Last night was the first night I cried since I was released from the hospital three weeks ago. I won't get into detail why, but it was a very difficult time. I felt betrayed, and even more, I felt frustrated: Someone had the power to hurt me, and I was not strong enough to move forward. My insomnia came back full force, my chest got tight, I was pushing a "9" on the scale of anxiety, and I took a sleeping pill for a first time in days.
The book I'm reading, which is about Borderline Personality Disorder, not Major Depressive Disorder, describes BPD at one point as being like in a forest. That's an image to which I can relate. I following the pathways, but sometimes they disappear and I get deeply and thoroughly lost, and the moment I notice I'm lost I have a very hard time coping.

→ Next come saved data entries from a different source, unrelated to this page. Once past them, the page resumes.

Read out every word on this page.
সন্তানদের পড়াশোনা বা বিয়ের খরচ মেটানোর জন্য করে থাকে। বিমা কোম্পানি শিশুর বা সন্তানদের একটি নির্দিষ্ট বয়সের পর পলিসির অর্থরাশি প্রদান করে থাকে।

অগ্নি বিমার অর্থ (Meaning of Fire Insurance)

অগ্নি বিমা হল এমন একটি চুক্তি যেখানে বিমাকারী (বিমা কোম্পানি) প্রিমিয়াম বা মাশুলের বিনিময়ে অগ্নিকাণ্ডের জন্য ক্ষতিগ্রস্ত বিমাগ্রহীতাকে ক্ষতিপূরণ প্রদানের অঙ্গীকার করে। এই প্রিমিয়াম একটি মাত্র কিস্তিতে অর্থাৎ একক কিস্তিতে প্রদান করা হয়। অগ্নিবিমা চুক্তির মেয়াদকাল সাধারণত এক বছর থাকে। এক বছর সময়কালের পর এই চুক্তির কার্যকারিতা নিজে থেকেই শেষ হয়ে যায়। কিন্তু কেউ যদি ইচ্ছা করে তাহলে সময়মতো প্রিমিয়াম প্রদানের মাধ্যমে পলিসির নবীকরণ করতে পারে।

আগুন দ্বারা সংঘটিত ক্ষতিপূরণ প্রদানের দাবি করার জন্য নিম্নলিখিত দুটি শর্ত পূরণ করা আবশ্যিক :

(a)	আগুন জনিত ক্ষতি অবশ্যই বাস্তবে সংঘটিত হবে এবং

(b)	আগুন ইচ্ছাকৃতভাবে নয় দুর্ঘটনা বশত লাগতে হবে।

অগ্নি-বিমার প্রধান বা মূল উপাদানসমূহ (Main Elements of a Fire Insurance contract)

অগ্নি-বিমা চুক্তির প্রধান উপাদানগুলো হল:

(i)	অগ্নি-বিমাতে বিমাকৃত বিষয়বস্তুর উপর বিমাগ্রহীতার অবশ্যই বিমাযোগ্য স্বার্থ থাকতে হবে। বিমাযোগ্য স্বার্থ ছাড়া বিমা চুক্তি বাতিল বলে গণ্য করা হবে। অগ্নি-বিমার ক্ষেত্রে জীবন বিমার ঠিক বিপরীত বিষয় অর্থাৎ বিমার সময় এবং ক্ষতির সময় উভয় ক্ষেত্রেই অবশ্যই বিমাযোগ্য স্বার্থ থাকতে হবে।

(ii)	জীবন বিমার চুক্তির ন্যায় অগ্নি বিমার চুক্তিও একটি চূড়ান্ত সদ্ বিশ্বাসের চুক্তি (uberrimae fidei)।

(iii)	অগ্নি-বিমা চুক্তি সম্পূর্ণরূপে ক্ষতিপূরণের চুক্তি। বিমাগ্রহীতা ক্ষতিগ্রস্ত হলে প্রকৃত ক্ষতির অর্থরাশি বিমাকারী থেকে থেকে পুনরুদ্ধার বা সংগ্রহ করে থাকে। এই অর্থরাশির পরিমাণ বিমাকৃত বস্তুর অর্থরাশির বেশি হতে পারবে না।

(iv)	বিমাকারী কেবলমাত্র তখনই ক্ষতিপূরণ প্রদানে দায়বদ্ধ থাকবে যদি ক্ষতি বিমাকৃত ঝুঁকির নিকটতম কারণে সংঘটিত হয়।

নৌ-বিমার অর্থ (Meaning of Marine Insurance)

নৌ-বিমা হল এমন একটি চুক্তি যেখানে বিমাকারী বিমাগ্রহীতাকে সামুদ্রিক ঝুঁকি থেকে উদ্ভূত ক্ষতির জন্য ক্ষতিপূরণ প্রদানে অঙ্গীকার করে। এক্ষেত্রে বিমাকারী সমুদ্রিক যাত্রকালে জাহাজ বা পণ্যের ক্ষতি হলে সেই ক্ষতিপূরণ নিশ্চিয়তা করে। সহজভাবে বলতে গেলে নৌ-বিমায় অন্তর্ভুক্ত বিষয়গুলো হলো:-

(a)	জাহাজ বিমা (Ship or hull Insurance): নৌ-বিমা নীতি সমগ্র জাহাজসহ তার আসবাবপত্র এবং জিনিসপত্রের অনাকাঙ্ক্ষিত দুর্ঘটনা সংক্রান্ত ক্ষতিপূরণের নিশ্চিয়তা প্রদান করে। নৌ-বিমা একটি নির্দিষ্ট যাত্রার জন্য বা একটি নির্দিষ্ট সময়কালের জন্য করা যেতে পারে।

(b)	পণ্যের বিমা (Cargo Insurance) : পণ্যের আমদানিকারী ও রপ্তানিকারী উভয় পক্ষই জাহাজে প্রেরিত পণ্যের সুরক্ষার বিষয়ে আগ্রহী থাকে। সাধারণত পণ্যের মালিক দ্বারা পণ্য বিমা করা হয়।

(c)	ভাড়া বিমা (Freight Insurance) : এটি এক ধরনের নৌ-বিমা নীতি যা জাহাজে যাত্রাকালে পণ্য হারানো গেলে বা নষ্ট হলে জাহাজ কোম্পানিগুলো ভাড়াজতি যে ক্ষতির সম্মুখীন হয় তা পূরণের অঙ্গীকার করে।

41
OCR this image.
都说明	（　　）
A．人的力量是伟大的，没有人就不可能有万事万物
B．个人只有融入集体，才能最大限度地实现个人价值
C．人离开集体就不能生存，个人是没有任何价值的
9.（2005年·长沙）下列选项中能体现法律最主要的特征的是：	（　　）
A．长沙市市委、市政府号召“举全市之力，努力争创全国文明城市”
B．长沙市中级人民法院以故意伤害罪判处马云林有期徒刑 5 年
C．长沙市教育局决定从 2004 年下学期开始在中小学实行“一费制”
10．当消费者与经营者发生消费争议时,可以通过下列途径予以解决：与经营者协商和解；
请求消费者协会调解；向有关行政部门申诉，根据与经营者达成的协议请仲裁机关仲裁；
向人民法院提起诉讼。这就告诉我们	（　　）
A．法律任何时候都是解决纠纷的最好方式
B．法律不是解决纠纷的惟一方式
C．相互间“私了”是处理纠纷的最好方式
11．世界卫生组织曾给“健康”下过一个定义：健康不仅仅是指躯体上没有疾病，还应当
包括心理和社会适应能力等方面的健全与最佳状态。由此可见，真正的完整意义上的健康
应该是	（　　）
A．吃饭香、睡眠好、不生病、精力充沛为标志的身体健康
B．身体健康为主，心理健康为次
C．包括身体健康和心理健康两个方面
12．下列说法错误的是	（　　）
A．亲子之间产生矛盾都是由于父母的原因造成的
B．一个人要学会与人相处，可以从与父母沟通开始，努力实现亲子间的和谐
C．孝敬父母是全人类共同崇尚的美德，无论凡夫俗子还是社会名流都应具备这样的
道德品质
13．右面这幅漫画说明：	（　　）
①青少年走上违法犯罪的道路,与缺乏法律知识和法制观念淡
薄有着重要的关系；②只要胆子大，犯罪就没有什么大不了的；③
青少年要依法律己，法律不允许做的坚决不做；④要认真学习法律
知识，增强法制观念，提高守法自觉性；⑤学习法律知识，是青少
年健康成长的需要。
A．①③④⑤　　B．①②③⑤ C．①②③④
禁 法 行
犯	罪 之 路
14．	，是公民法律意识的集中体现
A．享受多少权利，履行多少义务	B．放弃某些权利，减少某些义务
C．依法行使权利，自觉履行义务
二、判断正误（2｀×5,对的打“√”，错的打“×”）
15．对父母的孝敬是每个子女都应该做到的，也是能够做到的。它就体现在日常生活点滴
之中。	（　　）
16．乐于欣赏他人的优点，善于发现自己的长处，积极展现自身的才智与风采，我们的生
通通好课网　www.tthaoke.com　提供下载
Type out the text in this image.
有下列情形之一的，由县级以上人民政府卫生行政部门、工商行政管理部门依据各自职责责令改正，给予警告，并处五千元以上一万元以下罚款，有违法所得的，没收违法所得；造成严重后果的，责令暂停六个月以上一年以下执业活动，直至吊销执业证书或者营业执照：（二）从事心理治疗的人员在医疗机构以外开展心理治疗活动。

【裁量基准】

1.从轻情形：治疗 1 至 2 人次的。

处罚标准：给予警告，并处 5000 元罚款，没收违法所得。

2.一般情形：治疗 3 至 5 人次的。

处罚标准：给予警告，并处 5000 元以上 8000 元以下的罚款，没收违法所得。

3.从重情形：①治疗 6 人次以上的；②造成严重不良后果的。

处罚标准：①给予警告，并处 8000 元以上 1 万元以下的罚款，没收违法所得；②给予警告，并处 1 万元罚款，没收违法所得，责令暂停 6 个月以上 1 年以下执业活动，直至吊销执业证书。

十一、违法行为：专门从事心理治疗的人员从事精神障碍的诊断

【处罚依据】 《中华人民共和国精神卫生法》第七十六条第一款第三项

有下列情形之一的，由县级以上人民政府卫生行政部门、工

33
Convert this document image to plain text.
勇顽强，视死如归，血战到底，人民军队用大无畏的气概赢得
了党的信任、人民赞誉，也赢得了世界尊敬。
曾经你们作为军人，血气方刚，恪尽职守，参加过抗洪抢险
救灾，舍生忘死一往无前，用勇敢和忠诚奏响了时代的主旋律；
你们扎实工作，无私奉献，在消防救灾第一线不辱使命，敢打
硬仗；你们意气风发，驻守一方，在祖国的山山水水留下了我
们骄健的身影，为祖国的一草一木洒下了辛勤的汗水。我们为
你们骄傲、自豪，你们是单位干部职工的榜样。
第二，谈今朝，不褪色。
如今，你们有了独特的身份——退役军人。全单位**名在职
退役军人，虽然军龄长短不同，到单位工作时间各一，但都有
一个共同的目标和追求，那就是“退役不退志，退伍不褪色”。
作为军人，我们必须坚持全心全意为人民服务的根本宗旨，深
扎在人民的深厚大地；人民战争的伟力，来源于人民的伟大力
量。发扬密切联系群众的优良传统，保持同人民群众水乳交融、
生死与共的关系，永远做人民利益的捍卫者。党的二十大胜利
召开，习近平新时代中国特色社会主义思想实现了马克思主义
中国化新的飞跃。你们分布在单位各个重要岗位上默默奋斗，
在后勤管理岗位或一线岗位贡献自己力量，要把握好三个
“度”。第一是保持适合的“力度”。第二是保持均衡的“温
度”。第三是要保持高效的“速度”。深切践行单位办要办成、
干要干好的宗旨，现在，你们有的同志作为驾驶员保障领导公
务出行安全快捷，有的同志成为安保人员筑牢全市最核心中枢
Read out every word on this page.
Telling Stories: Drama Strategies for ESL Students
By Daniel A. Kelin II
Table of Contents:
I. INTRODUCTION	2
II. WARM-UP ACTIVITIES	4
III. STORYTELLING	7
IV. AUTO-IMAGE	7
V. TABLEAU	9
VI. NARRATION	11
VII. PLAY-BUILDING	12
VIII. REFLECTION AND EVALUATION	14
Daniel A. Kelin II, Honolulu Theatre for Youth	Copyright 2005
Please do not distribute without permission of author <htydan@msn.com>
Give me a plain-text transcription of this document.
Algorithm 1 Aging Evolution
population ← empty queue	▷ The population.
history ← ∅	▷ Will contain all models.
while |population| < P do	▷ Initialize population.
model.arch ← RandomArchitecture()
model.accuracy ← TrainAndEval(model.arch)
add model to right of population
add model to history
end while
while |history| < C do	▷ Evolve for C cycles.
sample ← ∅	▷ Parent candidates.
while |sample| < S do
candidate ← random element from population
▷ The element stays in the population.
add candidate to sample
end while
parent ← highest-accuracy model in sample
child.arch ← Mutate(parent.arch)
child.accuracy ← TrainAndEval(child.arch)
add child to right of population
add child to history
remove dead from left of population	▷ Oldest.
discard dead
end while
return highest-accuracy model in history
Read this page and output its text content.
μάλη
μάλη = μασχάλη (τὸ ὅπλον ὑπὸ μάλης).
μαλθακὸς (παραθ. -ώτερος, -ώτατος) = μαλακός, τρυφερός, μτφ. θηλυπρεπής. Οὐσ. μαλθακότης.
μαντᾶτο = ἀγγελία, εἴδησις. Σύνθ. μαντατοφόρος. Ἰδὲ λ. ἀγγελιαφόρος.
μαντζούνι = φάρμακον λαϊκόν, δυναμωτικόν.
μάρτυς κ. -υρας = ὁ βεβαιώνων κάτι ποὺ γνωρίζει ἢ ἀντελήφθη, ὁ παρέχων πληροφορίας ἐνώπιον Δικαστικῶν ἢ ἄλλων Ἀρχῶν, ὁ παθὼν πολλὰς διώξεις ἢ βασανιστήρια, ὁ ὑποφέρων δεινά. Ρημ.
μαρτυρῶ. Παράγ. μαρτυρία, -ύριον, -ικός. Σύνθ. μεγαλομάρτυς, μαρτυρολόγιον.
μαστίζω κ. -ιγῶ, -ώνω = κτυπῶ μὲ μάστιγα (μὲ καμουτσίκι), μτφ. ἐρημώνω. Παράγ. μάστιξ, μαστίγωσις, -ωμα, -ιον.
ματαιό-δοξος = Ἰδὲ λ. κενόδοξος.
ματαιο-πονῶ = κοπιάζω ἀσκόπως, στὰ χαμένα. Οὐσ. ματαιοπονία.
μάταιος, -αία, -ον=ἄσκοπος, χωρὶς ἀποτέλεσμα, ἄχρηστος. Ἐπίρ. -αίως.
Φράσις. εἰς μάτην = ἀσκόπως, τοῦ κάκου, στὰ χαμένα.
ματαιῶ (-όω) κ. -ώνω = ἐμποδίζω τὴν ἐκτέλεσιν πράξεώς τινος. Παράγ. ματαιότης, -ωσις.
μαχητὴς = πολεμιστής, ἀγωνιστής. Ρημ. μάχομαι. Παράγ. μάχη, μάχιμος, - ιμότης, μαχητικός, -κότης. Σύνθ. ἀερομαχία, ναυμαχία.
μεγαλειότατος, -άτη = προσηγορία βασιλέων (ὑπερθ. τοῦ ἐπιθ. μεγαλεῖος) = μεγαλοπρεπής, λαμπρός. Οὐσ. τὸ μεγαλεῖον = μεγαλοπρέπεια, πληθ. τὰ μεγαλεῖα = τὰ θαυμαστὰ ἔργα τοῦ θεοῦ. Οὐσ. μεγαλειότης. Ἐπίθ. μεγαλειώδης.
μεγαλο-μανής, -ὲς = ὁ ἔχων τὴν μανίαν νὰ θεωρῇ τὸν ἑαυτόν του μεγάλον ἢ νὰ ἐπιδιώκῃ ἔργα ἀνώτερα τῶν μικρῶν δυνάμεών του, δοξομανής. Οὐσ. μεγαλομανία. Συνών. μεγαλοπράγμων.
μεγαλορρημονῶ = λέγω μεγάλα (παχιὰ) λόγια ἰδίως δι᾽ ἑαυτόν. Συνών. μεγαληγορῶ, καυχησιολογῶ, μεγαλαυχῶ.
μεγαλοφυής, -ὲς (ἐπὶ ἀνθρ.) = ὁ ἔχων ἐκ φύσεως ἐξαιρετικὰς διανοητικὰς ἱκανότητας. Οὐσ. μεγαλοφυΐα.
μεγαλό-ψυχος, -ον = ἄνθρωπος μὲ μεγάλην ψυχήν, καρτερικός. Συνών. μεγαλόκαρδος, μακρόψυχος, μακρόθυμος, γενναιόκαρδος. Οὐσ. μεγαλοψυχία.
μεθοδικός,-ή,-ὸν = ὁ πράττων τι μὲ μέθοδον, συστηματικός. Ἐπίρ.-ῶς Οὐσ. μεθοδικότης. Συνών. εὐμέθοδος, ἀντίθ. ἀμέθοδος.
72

This morning I slept in, for the first time in two or so weeks. I didn't get out of my pajamas or even brush my hair. It took me five hours to switch on my laptop to even consider writing this post. It's frustrating to feel the depression after I had been doing so good. It's hard think of the future when the present hurts.
One of the things I have come to realize is I am getting better and better at coping, however. The problems I had prior to my hospitalization where I could not get my anxiety to pass are lessening, though. I do my beading, I color, I play some sudoku, it's all very relaxing, and even in my pajama'd state I am being more productive and confident. I might be lost in the woods, but at least I have a compass now.